Eurydice in Portland

(photo is from a production at Philadelphia's Wilma Theater)
Bobo was sort of disappointed by Sarah Ruhl’s Eurydice (at Artists Rep). Where the off-beat quirkiness of Dead Man’s Cell Phone and The Clean House are more rooted in the everyday, Eurydice starts with self-consciously eccentric elements and remains stuck there. (I came across one headline that read, ""Ruhl ruins Eurydice with whimsy.")
At the same time, director Randall Stuart’s production teaches viewers about specifically theatrical effects -- what theater can do that movies or books don’t or can’t.
The play has a killer finish -- Eurydice is separated from her father by death; then she isn’t; then she is, forever -- but there’s avant-garde that produces new ways of seeing things, and then there’s avant-garde that’s just “What the fuck?”
Too much of the latter.
But the staging! Numerous cubes rolled into all kinds of configurations. Eurydice swinging gleefully from the rafters on a swing made of brightly colored cloth, and then contorting and falling and striking joyful poses. A chorus of three otherworldly stones. A room made out of string. A glass elevator that wasn’t filled with rain (as in other proudctions) but just with sound effects -- though a couple of the cubes surprisingly filled in for the Lethe River with actual water. A touching conclusion: wishes for happiness from the dead.

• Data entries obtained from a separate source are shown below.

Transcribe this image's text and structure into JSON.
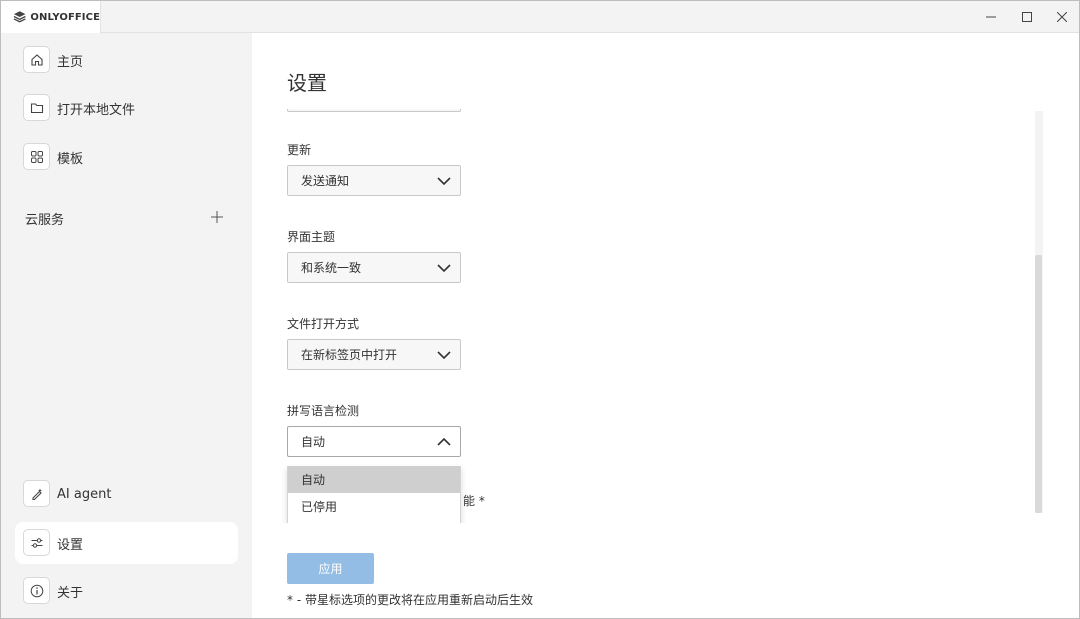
{
  "app": {
    "brand": "ONLYOFFICE"
  },
  "window_controls": {
    "minimize": "—",
    "maximize": "☐",
    "close": "✕"
  },
  "sidebar": {
    "items": [
      {
        "label": "主页",
        "icon": "home-icon"
      },
      {
        "label": "打开本地文件",
        "icon": "folder-icon"
      },
      {
        "label": "模板",
        "icon": "templates-icon"
      }
    ],
    "cloud_title": "云服务",
    "bottom_items": [
      {
        "label": "AI agent",
        "icon": "ai-agent-icon"
      },
      {
        "label": "设置",
        "icon": "settings-sliders-icon",
        "active": true
      },
      {
        "label": "关于",
        "icon": "info-icon"
      }
    ]
  },
  "main": {
    "title": "设置",
    "fields": {
      "update": {
        "label": "更新",
        "value": "发送通知"
      },
      "theme": {
        "label": "界面主题",
        "value": "和系统一致"
      },
      "open_mode": {
        "label": "文件打开方式",
        "value": "在新标签页中打开"
      },
      "spellcheck": {
        "label": "拼写语言检测",
        "value": "自动",
        "options": [
          "自动",
          "已停用"
        ],
        "selected_index": 0
      }
    },
    "partial_option_text": "能 *",
    "apply_label": "应用",
    "footnote": "* - 带星标选项的更改将在应用重新启动后生效"
  },
  "colors": {
    "sidebar_bg": "#f3f3f3",
    "apply_button": "#93bde4",
    "dropdown_selected": "#cfcfcf"
  }
}
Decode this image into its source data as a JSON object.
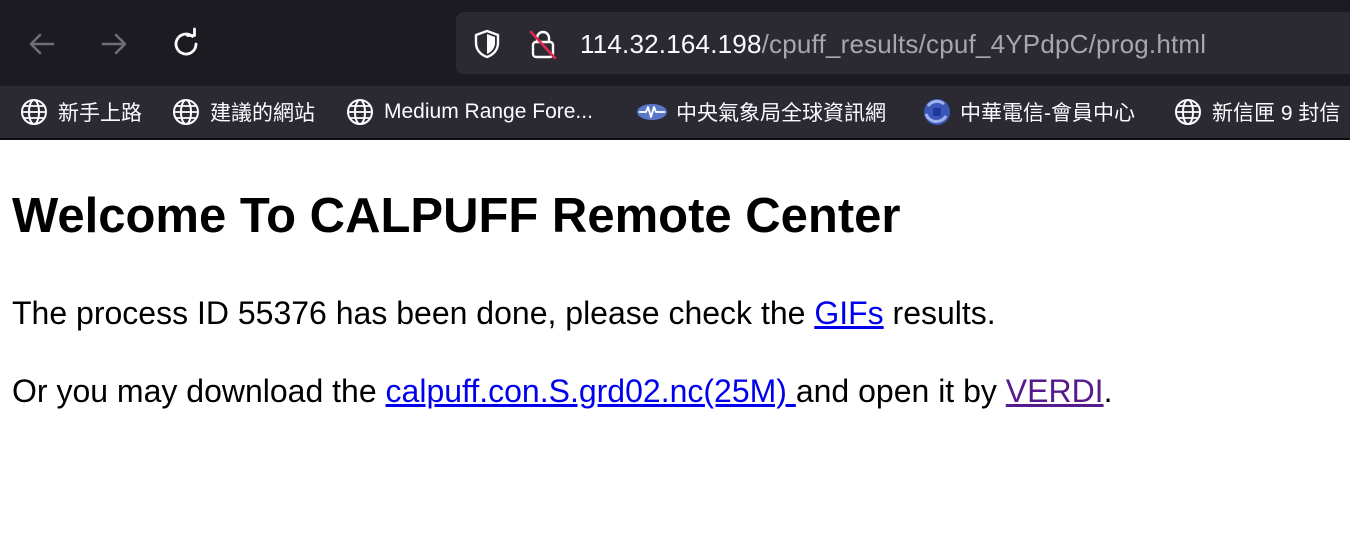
{
  "browser": {
    "url_host": "114.32.164.198",
    "url_path": "/cpuff_results/cpuf_4YPdpC/prog.html",
    "nav": {
      "back_icon": "arrow-left-icon",
      "forward_icon": "arrow-right-icon",
      "reload_icon": "reload-icon"
    },
    "bookmarks": [
      {
        "label": "新手上路",
        "icon": "globe-icon"
      },
      {
        "label": "建議的網站",
        "icon": "globe-icon"
      },
      {
        "label": "Medium Range Fore...",
        "icon": "globe-icon"
      },
      {
        "label": "中央氣象局全球資訊網",
        "icon": "cwb-logo-icon"
      },
      {
        "label": "中華電信-會員中心",
        "icon": "cht-logo-icon"
      },
      {
        "label": "新信匣 9 封信",
        "icon": "globe-icon"
      }
    ]
  },
  "page": {
    "title": "Welcome To CALPUFF Remote Center",
    "p1_before": "The process ID 55376 has been done, please check the ",
    "p1_link": "GIFs",
    "p1_after": " results.",
    "p2_before": "Or you may download the ",
    "p2_link": "calpuff.con.S.grd02.nc(25M) ",
    "p2_middle": "and open it by ",
    "p2_link2": "VERDI",
    "p2_after": "."
  },
  "colors": {
    "toolbar_bg": "#1c1b22",
    "bookmarks_bg": "#2b2a33",
    "link": "#0000ee",
    "visited_link": "#551a8b"
  }
}
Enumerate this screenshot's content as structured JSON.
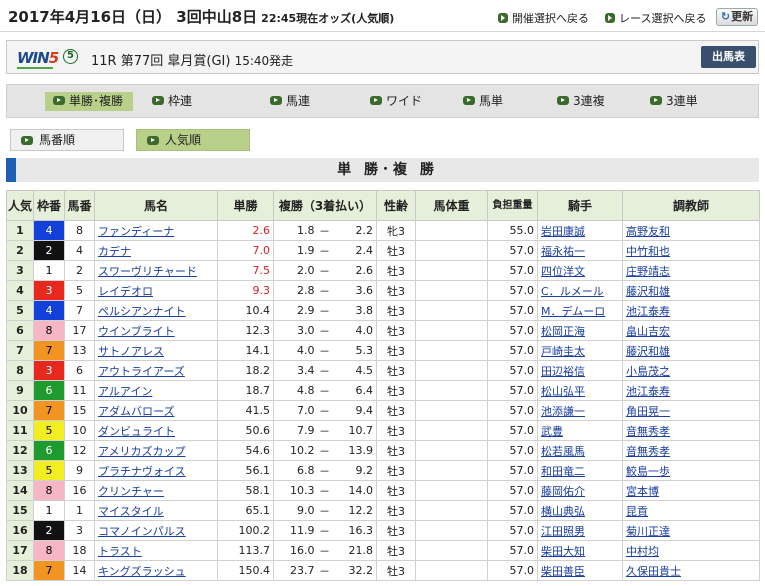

One of the best sound designs I’ve ever heard in a theater, and for a play that takes music seriously.
The Orpheus, a kind of lesser Antonio Banderas, was not good: Despite the character’s obsession with music, he couldn’t sing, didn’t seem passionate. But he delivered half his speeches while hanging upside down from the rafters. Warm father/Eurydice relationship. The Nasty-Interesting Man, also Lord of the Underworld, played by the same hefty, resonant-voiced actor who imitated Orson Welles in Orson’s Shadow at this same theater a year ago.
Ruhl knows how to evoke love and joy and sorrow using techniques that work best in live performance; they’re ritualistic.
Then, to complete the evening’s festivities, Bobo pulled into a Motel 6 in Salem, where he proceeded to sleep the sleep of the dead.
Bobo: a regular one-man moveable party.